Even without a COVID-19 vaccine, the combination of rapid testing, contact tracing, isolation and outbreak management would allow Australia to have a "prosperous" society, Dr Finkel said.
"Speaking of confidence, perhaps the overriding conclusion from our report is that there is good reason to be confident in the contact tracing and outbreak management systems in Australia," he said.
"States would open their borders if they're confident in the other states and their own ability to deal with any outbreaks or cases that occur."
He said Victoria’s contact tracing had “dramatically improved” after “not working well” three to four months ago.
The report recommended a new “data exchange”, whereby states would share contact tracing data from airlines, passenger ships and health authorities, including people’s phone numbers, addresses, case interviews and diagnostic test results – without infringing on people’s privacy.
All states should also adopt immediate digital database recording of virus interviews and contacts, rather than using paper records that can cause delays and errors.

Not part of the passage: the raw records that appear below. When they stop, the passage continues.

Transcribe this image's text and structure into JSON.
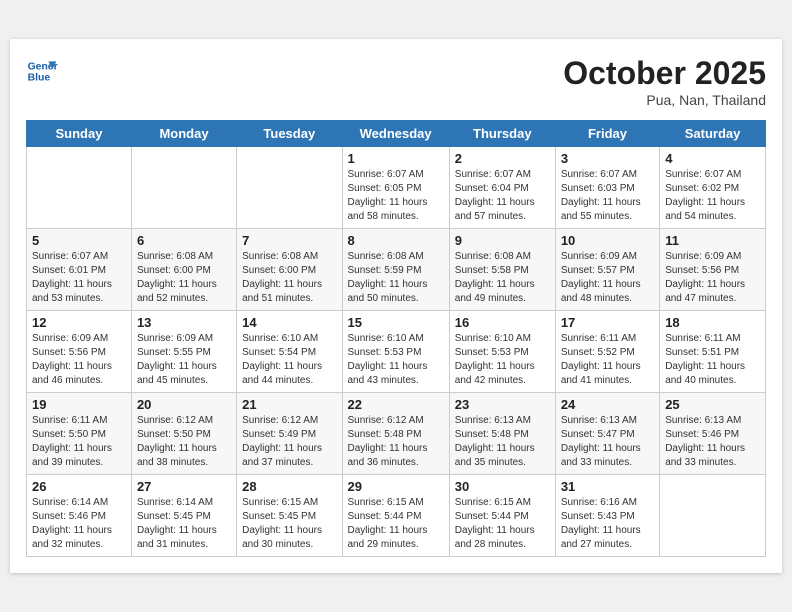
{
  "header": {
    "logo_line1": "General",
    "logo_line2": "Blue",
    "month": "October 2025",
    "location": "Pua, Nan, Thailand"
  },
  "weekdays": [
    "Sunday",
    "Monday",
    "Tuesday",
    "Wednesday",
    "Thursday",
    "Friday",
    "Saturday"
  ],
  "weeks": [
    [
      null,
      null,
      null,
      {
        "day": 1,
        "sunrise": "6:07 AM",
        "sunset": "6:05 PM",
        "daylight": "11 hours and 58 minutes."
      },
      {
        "day": 2,
        "sunrise": "6:07 AM",
        "sunset": "6:04 PM",
        "daylight": "11 hours and 57 minutes."
      },
      {
        "day": 3,
        "sunrise": "6:07 AM",
        "sunset": "6:03 PM",
        "daylight": "11 hours and 55 minutes."
      },
      {
        "day": 4,
        "sunrise": "6:07 AM",
        "sunset": "6:02 PM",
        "daylight": "11 hours and 54 minutes."
      }
    ],
    [
      {
        "day": 5,
        "sunrise": "6:07 AM",
        "sunset": "6:01 PM",
        "daylight": "11 hours and 53 minutes."
      },
      {
        "day": 6,
        "sunrise": "6:08 AM",
        "sunset": "6:00 PM",
        "daylight": "11 hours and 52 minutes."
      },
      {
        "day": 7,
        "sunrise": "6:08 AM",
        "sunset": "6:00 PM",
        "daylight": "11 hours and 51 minutes."
      },
      {
        "day": 8,
        "sunrise": "6:08 AM",
        "sunset": "5:59 PM",
        "daylight": "11 hours and 50 minutes."
      },
      {
        "day": 9,
        "sunrise": "6:08 AM",
        "sunset": "5:58 PM",
        "daylight": "11 hours and 49 minutes."
      },
      {
        "day": 10,
        "sunrise": "6:09 AM",
        "sunset": "5:57 PM",
        "daylight": "11 hours and 48 minutes."
      },
      {
        "day": 11,
        "sunrise": "6:09 AM",
        "sunset": "5:56 PM",
        "daylight": "11 hours and 47 minutes."
      }
    ],
    [
      {
        "day": 12,
        "sunrise": "6:09 AM",
        "sunset": "5:56 PM",
        "daylight": "11 hours and 46 minutes."
      },
      {
        "day": 13,
        "sunrise": "6:09 AM",
        "sunset": "5:55 PM",
        "daylight": "11 hours and 45 minutes."
      },
      {
        "day": 14,
        "sunrise": "6:10 AM",
        "sunset": "5:54 PM",
        "daylight": "11 hours and 44 minutes."
      },
      {
        "day": 15,
        "sunrise": "6:10 AM",
        "sunset": "5:53 PM",
        "daylight": "11 hours and 43 minutes."
      },
      {
        "day": 16,
        "sunrise": "6:10 AM",
        "sunset": "5:53 PM",
        "daylight": "11 hours and 42 minutes."
      },
      {
        "day": 17,
        "sunrise": "6:11 AM",
        "sunset": "5:52 PM",
        "daylight": "11 hours and 41 minutes."
      },
      {
        "day": 18,
        "sunrise": "6:11 AM",
        "sunset": "5:51 PM",
        "daylight": "11 hours and 40 minutes."
      }
    ],
    [
      {
        "day": 19,
        "sunrise": "6:11 AM",
        "sunset": "5:50 PM",
        "daylight": "11 hours and 39 minutes."
      },
      {
        "day": 20,
        "sunrise": "6:12 AM",
        "sunset": "5:50 PM",
        "daylight": "11 hours and 38 minutes."
      },
      {
        "day": 21,
        "sunrise": "6:12 AM",
        "sunset": "5:49 PM",
        "daylight": "11 hours and 37 minutes."
      },
      {
        "day": 22,
        "sunrise": "6:12 AM",
        "sunset": "5:48 PM",
        "daylight": "11 hours and 36 minutes."
      },
      {
        "day": 23,
        "sunrise": "6:13 AM",
        "sunset": "5:48 PM",
        "daylight": "11 hours and 35 minutes."
      },
      {
        "day": 24,
        "sunrise": "6:13 AM",
        "sunset": "5:47 PM",
        "daylight": "11 hours and 33 minutes."
      },
      {
        "day": 25,
        "sunrise": "6:13 AM",
        "sunset": "5:46 PM",
        "daylight": "11 hours and 33 minutes."
      }
    ],
    [
      {
        "day": 26,
        "sunrise": "6:14 AM",
        "sunset": "5:46 PM",
        "daylight": "11 hours and 32 minutes."
      },
      {
        "day": 27,
        "sunrise": "6:14 AM",
        "sunset": "5:45 PM",
        "daylight": "11 hours and 31 minutes."
      },
      {
        "day": 28,
        "sunrise": "6:15 AM",
        "sunset": "5:45 PM",
        "daylight": "11 hours and 30 minutes."
      },
      {
        "day": 29,
        "sunrise": "6:15 AM",
        "sunset": "5:44 PM",
        "daylight": "11 hours and 29 minutes."
      },
      {
        "day": 30,
        "sunrise": "6:15 AM",
        "sunset": "5:44 PM",
        "daylight": "11 hours and 28 minutes."
      },
      {
        "day": 31,
        "sunrise": "6:16 AM",
        "sunset": "5:43 PM",
        "daylight": "11 hours and 27 minutes."
      },
      null
    ]
  ]
}
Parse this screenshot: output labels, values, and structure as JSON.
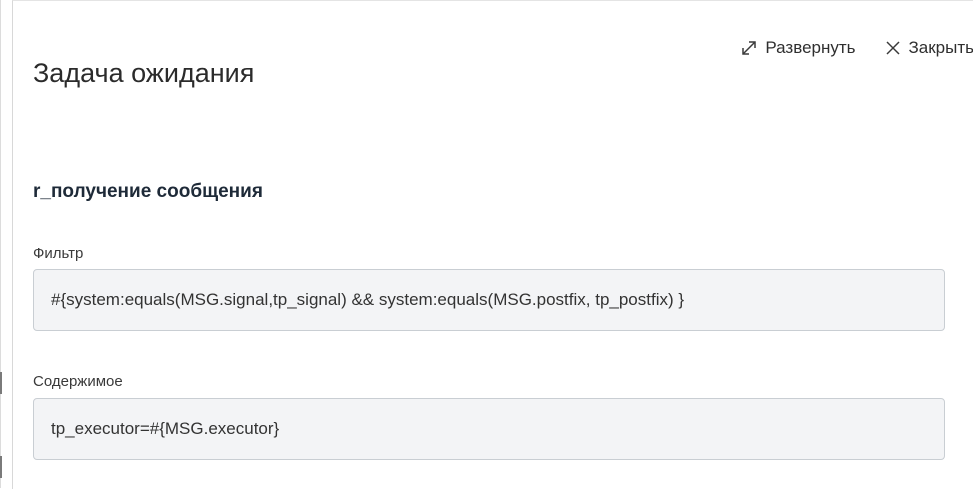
{
  "panel": {
    "title": "Задача ожидания",
    "actions": {
      "expand_label": "Развернуть",
      "close_label": "Закрыть"
    }
  },
  "section": {
    "title": "r_получение сообщения"
  },
  "fields": {
    "filter": {
      "label": "Фильтр",
      "value": "#{system:equals(MSG.signal,tp_signal) && system:equals(MSG.postfix, tp_postfix) }"
    },
    "content": {
      "label": "Содержимое",
      "value": "tp_executor=#{MSG.executor}"
    }
  },
  "icons": {
    "expand": "expand-diagonal-arrows-icon",
    "close": "close-x-icon"
  },
  "colors": {
    "title_text": "#2b2b2b",
    "section_title_text": "#1e2a38",
    "field_background": "#f3f4f6",
    "field_border": "#c9ced3"
  }
}
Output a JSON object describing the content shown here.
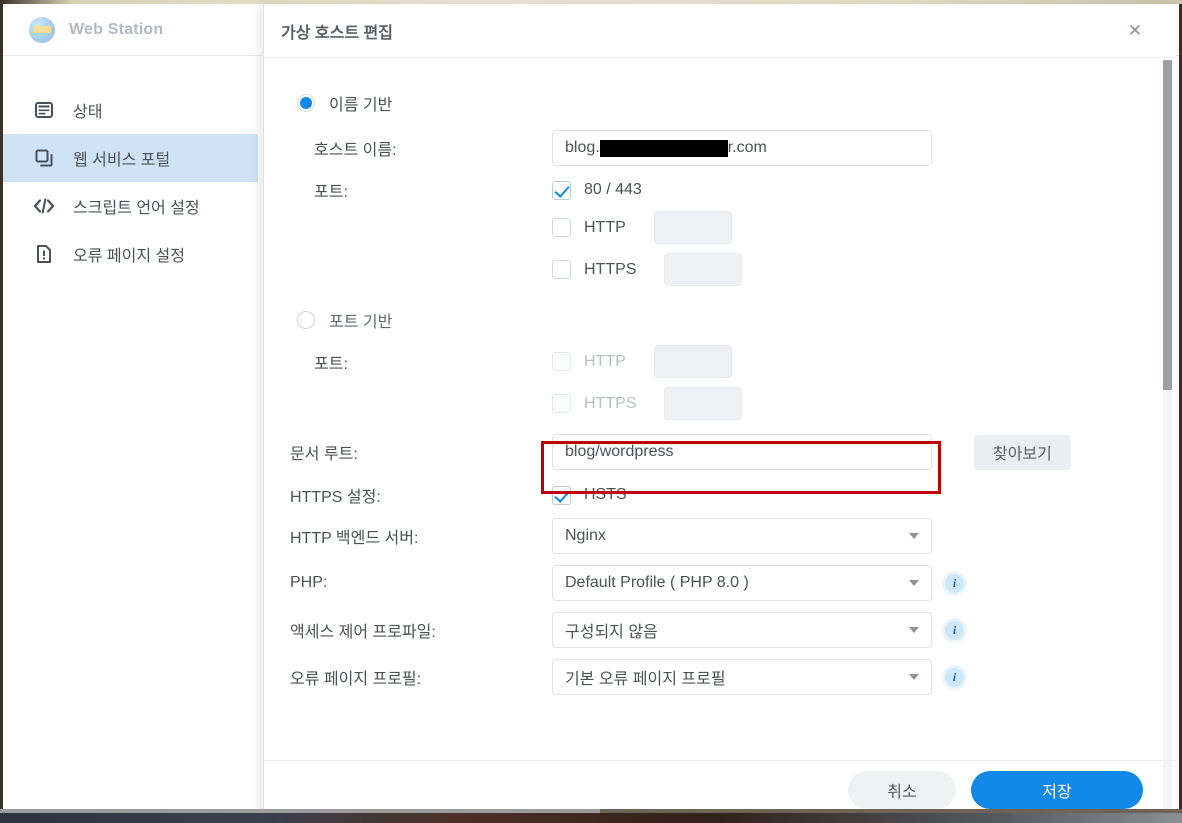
{
  "app": {
    "title": "Web Station",
    "logo_text": "WWW"
  },
  "sidebar": {
    "items": [
      {
        "label": "상태",
        "icon": "status-icon"
      },
      {
        "label": "웹 서비스 포털",
        "icon": "portal-icon"
      },
      {
        "label": "스크립트 언어 설정",
        "icon": "code-icon"
      },
      {
        "label": "오류 페이지 설정",
        "icon": "error-page-icon"
      }
    ]
  },
  "dialog": {
    "title": "가상 호스트 편집",
    "close_label": "✕",
    "name_based": {
      "radio_label": "이름 기반",
      "host_name_label": "호스트 이름:",
      "host_name_prefix": "blog.",
      "host_name_suffix": "r.com",
      "port_label": "포트:",
      "default_ports_label": "80 / 443",
      "http_label": "HTTP",
      "http_value": "",
      "https_label": "HTTPS",
      "https_value": ""
    },
    "port_based": {
      "radio_label": "포트 기반",
      "port_label": "포트:",
      "http_label": "HTTP",
      "http_value": "",
      "https_label": "HTTPS",
      "https_value": ""
    },
    "doc_root_label": "문서 루트:",
    "doc_root_value": "blog/wordpress",
    "browse_label": "찾아보기",
    "https_settings_label": "HTTPS 설정:",
    "hsts_label": "HSTS",
    "backend_label": "HTTP 백엔드 서버:",
    "backend_value": "Nginx",
    "php_label": "PHP:",
    "php_value": "Default Profile ( PHP 8.0 )",
    "access_control_label": "액세스 제어 프로파일:",
    "access_control_value": "구성되지 않음",
    "error_page_label": "오류 페이지 프로필:",
    "error_page_value": "기본 오류 페이지 프로필",
    "info_icon": "info-icon",
    "cancel_label": "취소",
    "save_label": "저장"
  },
  "colors": {
    "accent": "#1289e8",
    "highlight_box": "#c00000",
    "sidebar_active": "#cfe3f7",
    "info_badge": "#cfe7fa"
  }
}
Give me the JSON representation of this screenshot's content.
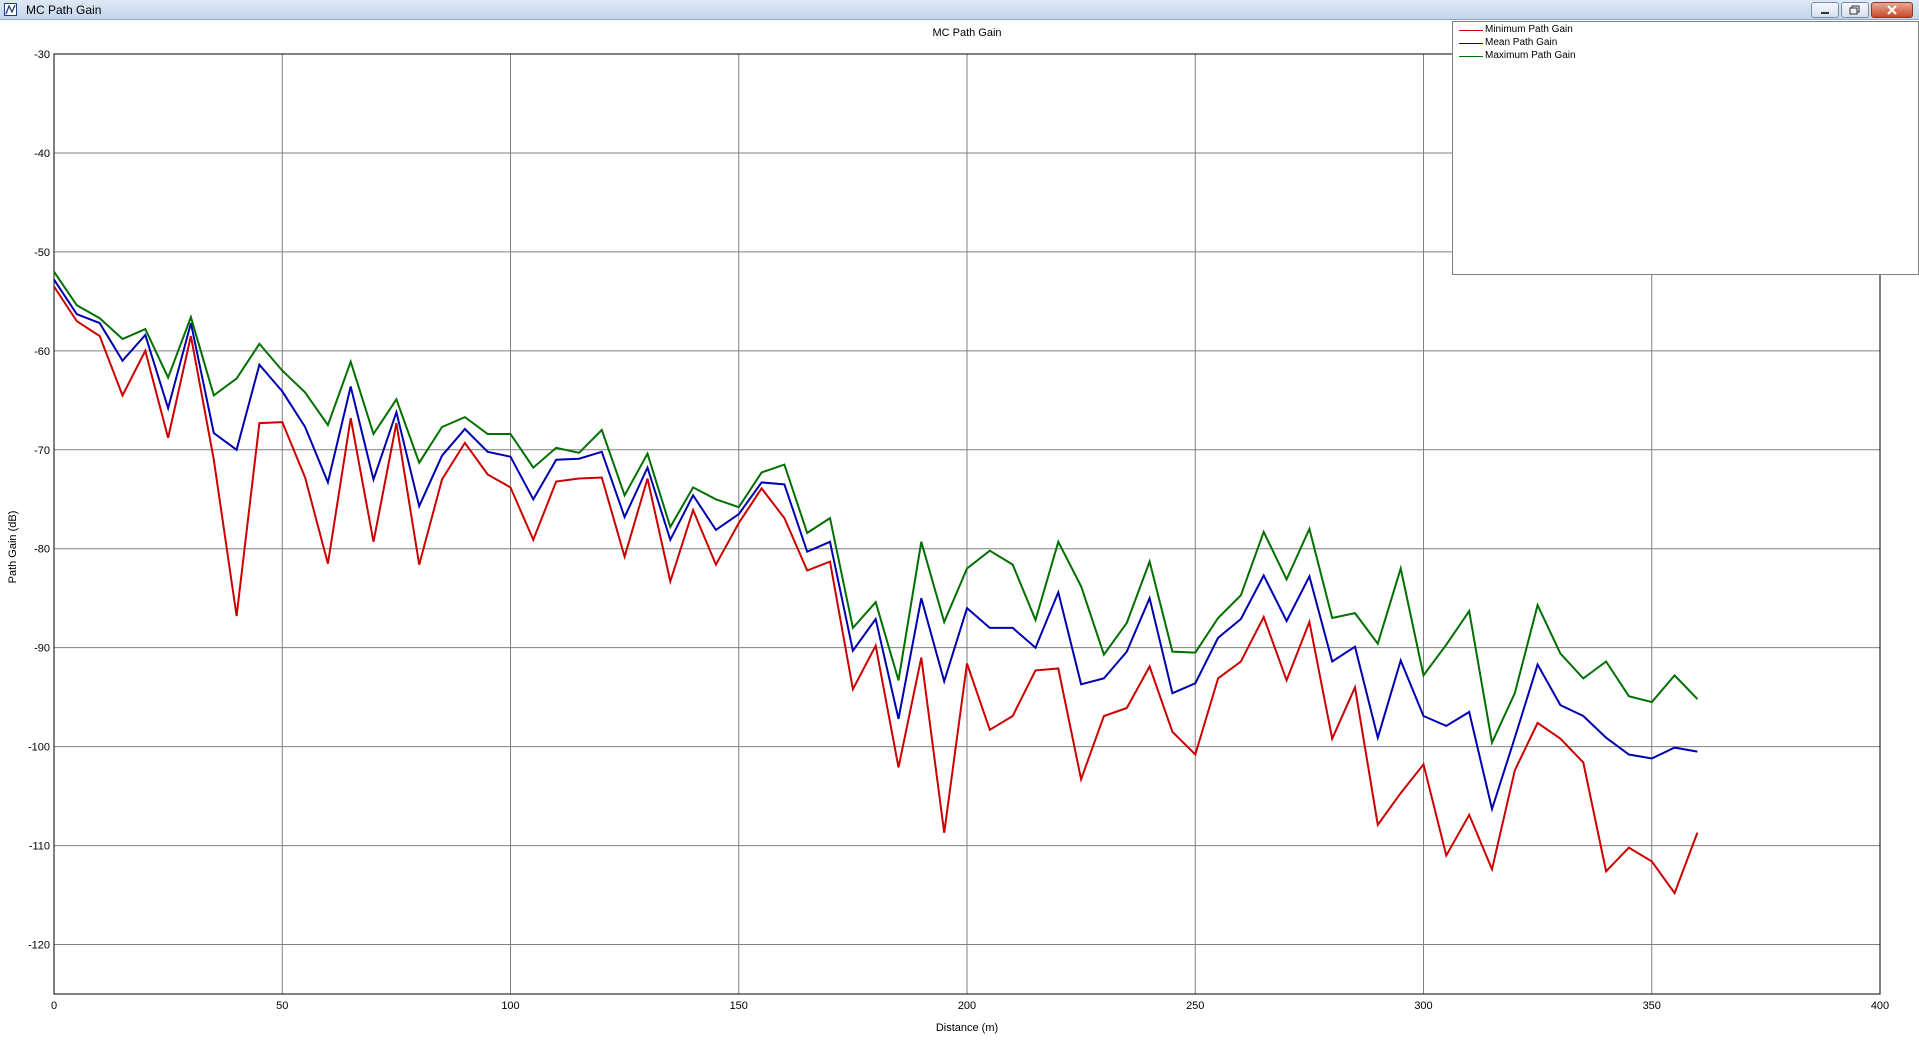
{
  "window": {
    "title": "MC Path Gain"
  },
  "chart_data": {
    "type": "line",
    "title": "MC Path Gain",
    "xlabel": "Distance (m)",
    "ylabel": "Path Gain (dB)",
    "xlim": [
      0,
      400
    ],
    "ylim": [
      -125,
      -30
    ],
    "xticks": [
      0,
      50,
      100,
      150,
      200,
      250,
      300,
      350,
      400
    ],
    "yticks": [
      -30,
      -40,
      -50,
      -60,
      -70,
      -80,
      -90,
      -100,
      -110,
      -120
    ],
    "grid": true,
    "legend_position": "top-right",
    "x": [
      0,
      5,
      10,
      15,
      20,
      25,
      30,
      35,
      40,
      45,
      50,
      55,
      60,
      65,
      70,
      75,
      80,
      85,
      90,
      95,
      100,
      105,
      110,
      115,
      120,
      125,
      130,
      135,
      140,
      145,
      150,
      155,
      160,
      165,
      170,
      175,
      180,
      185,
      190,
      195,
      200,
      205,
      210,
      215,
      220,
      225,
      230,
      235,
      240,
      245,
      250,
      255,
      260,
      265,
      270,
      275,
      280,
      285,
      290,
      295,
      300,
      305,
      310,
      315,
      320,
      325,
      330,
      335,
      340,
      345,
      350,
      355,
      360
    ],
    "series": [
      {
        "name": "Minimum Path Gain",
        "color": "#cc0000",
        "values": [
          -53.5,
          -57,
          -58.5,
          -64.5,
          -60,
          -68.8,
          -58.5,
          -71,
          -86.8,
          -67.3,
          -67.2,
          -72.8,
          -81.5,
          -66.8,
          -79.3,
          -67.3,
          -81.6,
          -73,
          -69.3,
          -72.5,
          -73.8,
          -79.1,
          -73.2,
          -72.9,
          -72.8,
          -80.8,
          -72.9,
          -83.3,
          -76.1,
          -81.6,
          -77.4,
          -73.9,
          -76.9,
          -82.2,
          -81.3,
          -94.2,
          -89.8,
          -102.1,
          -91,
          -108.7,
          -91.6,
          -98.3,
          -96.9,
          -92.3,
          -92.1,
          -103.3,
          -96.9,
          -96.1,
          -91.9,
          -98.5,
          -100.8,
          -93.1,
          -91.4,
          -86.9,
          -93.3,
          -87.4,
          -99.2,
          -94,
          -107.9,
          -104.7,
          -101.8,
          -111,
          -106.9,
          -112.4,
          -102.4,
          -97.6,
          -99.2,
          -101.6,
          -112.6,
          -110.2,
          -111.6,
          -114.8,
          -108.7
        ]
      },
      {
        "name": "Mean Path Gain",
        "color": "#0000b0",
        "values": [
          -52.8,
          -56.3,
          -57.2,
          -61,
          -58.4,
          -65.8,
          -57.2,
          -68.3,
          -70,
          -61.4,
          -64.1,
          -67.7,
          -73.3,
          -63.6,
          -73,
          -66.2,
          -75.7,
          -70.6,
          -67.9,
          -70.2,
          -70.7,
          -75,
          -71,
          -70.9,
          -70.2,
          -76.8,
          -71.8,
          -79.1,
          -74.6,
          -78.1,
          -76.5,
          -73.3,
          -73.5,
          -80.3,
          -79.3,
          -90.3,
          -87.1,
          -97.2,
          -85,
          -93.4,
          -86,
          -88,
          -88,
          -90,
          -84.4,
          -93.7,
          -93.1,
          -90.4,
          -85,
          -94.6,
          -93.6,
          -89,
          -87.1,
          -82.7,
          -87.3,
          -82.8,
          -91.4,
          -89.9,
          -99.1,
          -91.3,
          -96.9,
          -97.9,
          -96.5,
          -106.3,
          -99.1,
          -91.7,
          -95.8,
          -96.9,
          -99.1,
          -100.8,
          -101.2,
          -100.1,
          -100.5
        ]
      },
      {
        "name": "Maximum Path Gain",
        "color": "#007000",
        "values": [
          -52,
          -55.4,
          -56.7,
          -58.8,
          -57.8,
          -62.7,
          -56.6,
          -64.5,
          -62.8,
          -59.3,
          -62,
          -64.2,
          -67.5,
          -61.1,
          -68.4,
          -64.9,
          -71.3,
          -67.7,
          -66.7,
          -68.4,
          -68.4,
          -71.8,
          -69.8,
          -70.3,
          -68,
          -74.6,
          -70.4,
          -77.8,
          -73.8,
          -75,
          -75.8,
          -72.3,
          -71.5,
          -78.4,
          -76.9,
          -88,
          -85.4,
          -93.3,
          -79.3,
          -87.4,
          -82,
          -80.2,
          -81.6,
          -87.2,
          -79.3,
          -83.8,
          -90.7,
          -87.5,
          -81.3,
          -90.4,
          -90.5,
          -87,
          -84.7,
          -78.3,
          -83.1,
          -78,
          -87,
          -86.5,
          -89.6,
          -82,
          -92.8,
          -89.7,
          -86.3,
          -99.6,
          -94.6,
          -85.7,
          -90.6,
          -93.1,
          -91.4,
          -94.9,
          -95.5,
          -92.8,
          -95.2
        ]
      }
    ]
  }
}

Modelling for the review shows that reducing to less than 48 hours the duration from patient testing to quarantine of their close contacts substantially lowers community transmission.
Within that national timeframe, the panel recommended that test results should be available in less than 24 hours of a sample being taken to maximise the likelihood people will isolate while awaiting results.
Mr Morrison said Australia would provide the contact tracing and outbreak management report to the Trump administration and US president-elect Joe Biden, after the latter expressed interest in learning from Australia’s success in fighting the virus.
Victoria chalked up its 14th day in a row of no new cases and deaths, while NSW reported no new locally acquired cases for the sixth day running.
Queensland Premier Annastacia Palaszczuk announced a raft of restrictions on crowd numbers would be eased in the Sunshine State, including allowing 200 people and dancing at weddings and no cap on outdoor stadiums, ensuring a full house at next week's State of Origin decider.
South Australian Premier Steven Marshall said the hard border with Victoria would be removed from December 1, provided there were no flare-ups of COVID-19 cases in Victoria."The risk is diminished,'' Mr Marshall said.
While Mr McGowan continues to require NSW and Victorian residents to hotel quarantine for 14 days, WA on Friday night went ahead with allowing visitors from the other states to arrive without being isolated, subject to screening.